Pour parvenir au bout de ce dédale infernal, Butch pourra compter sur sa dextérité à esquiver les coups et projectiles qui feraient pâlir Spider-Man. Des clés, des fusibles pour alimenter les générateurs ou observer des images de vidéosurveillance pour avoir un avantage tactique sur ce qui attend, des codes secrets ouvrant des caches contenant des bonus, ou encore des lettres qui étoffent l’histoire sont aussi au menu durant l’aventure. Butch tombe par occasions sur un véhicule encore en état de marche qui vient changer le rythme de l’histoire ce qui permet de relâcher la tension avant la prochaine étape plus ardue.
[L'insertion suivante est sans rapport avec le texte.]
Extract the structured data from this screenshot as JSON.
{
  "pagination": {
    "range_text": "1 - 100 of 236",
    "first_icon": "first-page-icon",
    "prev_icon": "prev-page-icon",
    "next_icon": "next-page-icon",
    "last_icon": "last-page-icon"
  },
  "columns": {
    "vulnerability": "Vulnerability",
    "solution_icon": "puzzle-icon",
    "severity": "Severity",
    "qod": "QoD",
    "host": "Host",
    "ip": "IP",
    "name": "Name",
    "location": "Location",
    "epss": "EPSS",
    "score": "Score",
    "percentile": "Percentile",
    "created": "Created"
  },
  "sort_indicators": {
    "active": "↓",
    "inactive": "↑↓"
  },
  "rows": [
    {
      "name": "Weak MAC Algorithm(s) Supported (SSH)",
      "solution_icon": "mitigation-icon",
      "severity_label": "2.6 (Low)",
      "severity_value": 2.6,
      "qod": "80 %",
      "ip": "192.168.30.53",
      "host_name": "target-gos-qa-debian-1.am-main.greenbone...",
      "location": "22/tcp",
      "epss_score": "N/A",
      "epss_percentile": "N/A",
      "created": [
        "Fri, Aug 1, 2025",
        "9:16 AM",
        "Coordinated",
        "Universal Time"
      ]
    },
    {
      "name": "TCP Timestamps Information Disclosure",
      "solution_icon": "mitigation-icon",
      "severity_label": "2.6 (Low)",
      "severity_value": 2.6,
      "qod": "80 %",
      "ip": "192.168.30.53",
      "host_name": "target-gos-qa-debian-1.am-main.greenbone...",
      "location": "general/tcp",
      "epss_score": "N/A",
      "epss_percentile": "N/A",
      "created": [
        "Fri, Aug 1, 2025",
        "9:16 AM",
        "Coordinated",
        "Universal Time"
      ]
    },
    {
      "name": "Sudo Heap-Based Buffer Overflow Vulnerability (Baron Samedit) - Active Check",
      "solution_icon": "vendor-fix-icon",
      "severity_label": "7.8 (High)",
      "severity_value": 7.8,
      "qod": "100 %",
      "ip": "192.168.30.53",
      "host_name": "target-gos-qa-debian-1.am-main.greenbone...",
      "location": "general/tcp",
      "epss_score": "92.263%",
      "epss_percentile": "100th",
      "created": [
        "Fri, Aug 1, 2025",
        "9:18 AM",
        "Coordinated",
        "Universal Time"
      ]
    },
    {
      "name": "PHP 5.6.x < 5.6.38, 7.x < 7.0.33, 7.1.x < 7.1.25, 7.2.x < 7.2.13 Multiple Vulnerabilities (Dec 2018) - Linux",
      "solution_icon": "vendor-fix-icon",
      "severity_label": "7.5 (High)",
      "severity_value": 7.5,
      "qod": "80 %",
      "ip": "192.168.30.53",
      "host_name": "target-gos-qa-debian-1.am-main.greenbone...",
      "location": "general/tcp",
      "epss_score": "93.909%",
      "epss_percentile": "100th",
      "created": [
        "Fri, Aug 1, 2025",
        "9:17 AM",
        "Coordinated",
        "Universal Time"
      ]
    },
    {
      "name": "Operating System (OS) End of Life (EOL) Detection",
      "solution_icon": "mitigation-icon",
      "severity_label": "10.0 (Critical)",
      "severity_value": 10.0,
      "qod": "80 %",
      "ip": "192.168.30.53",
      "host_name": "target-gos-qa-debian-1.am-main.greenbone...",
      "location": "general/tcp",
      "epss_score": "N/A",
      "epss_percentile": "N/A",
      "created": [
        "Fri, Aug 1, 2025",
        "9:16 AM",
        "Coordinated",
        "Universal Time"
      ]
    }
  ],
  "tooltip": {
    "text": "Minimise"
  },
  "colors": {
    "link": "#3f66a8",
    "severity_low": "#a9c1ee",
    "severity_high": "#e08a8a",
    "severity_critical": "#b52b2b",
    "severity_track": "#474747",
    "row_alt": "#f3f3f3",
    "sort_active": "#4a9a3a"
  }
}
Ces petites interludes et les points de contrôle réguliers empêchent de repasser par les lieux précédemment visités. Ce n’est pas trop grave car les zones sont facilement nettoyées de tout objet d’intérêt pour poursuivre la partie.
D’un point de vue technique, le plus décevant à pointer du doigt serait les temps de chargement bien trop longs pour un jeu de cet acabit. Les niveaux se chargent lentement (environ une trentaine de secondes) bien que la reprise d’une partie suite à un game over est pratiquement instantanée. Le jeu est court en mode facile mais rien que le mode normal (je n’ose même pas parler du mode difficile) saura calmer le speedruner vétéran au cours des treize chapitres du jeu. À noter une pointe de ralentissement lorsque trop d’éléments surviennent à l’écran, il s’agit vraiment d’une micro seconde mais assez notable pour casser le temps d’un instant l’immersion. L’expérience reste très plaisante que ce soit en mode dock ou nomade, le jeu n’a pas de mal à faire la transition dans les deux modes, bien que les Joy-Con soient un petit bijou technologique, rien de mieux que la bonne manette pro pour prendre la situation en main.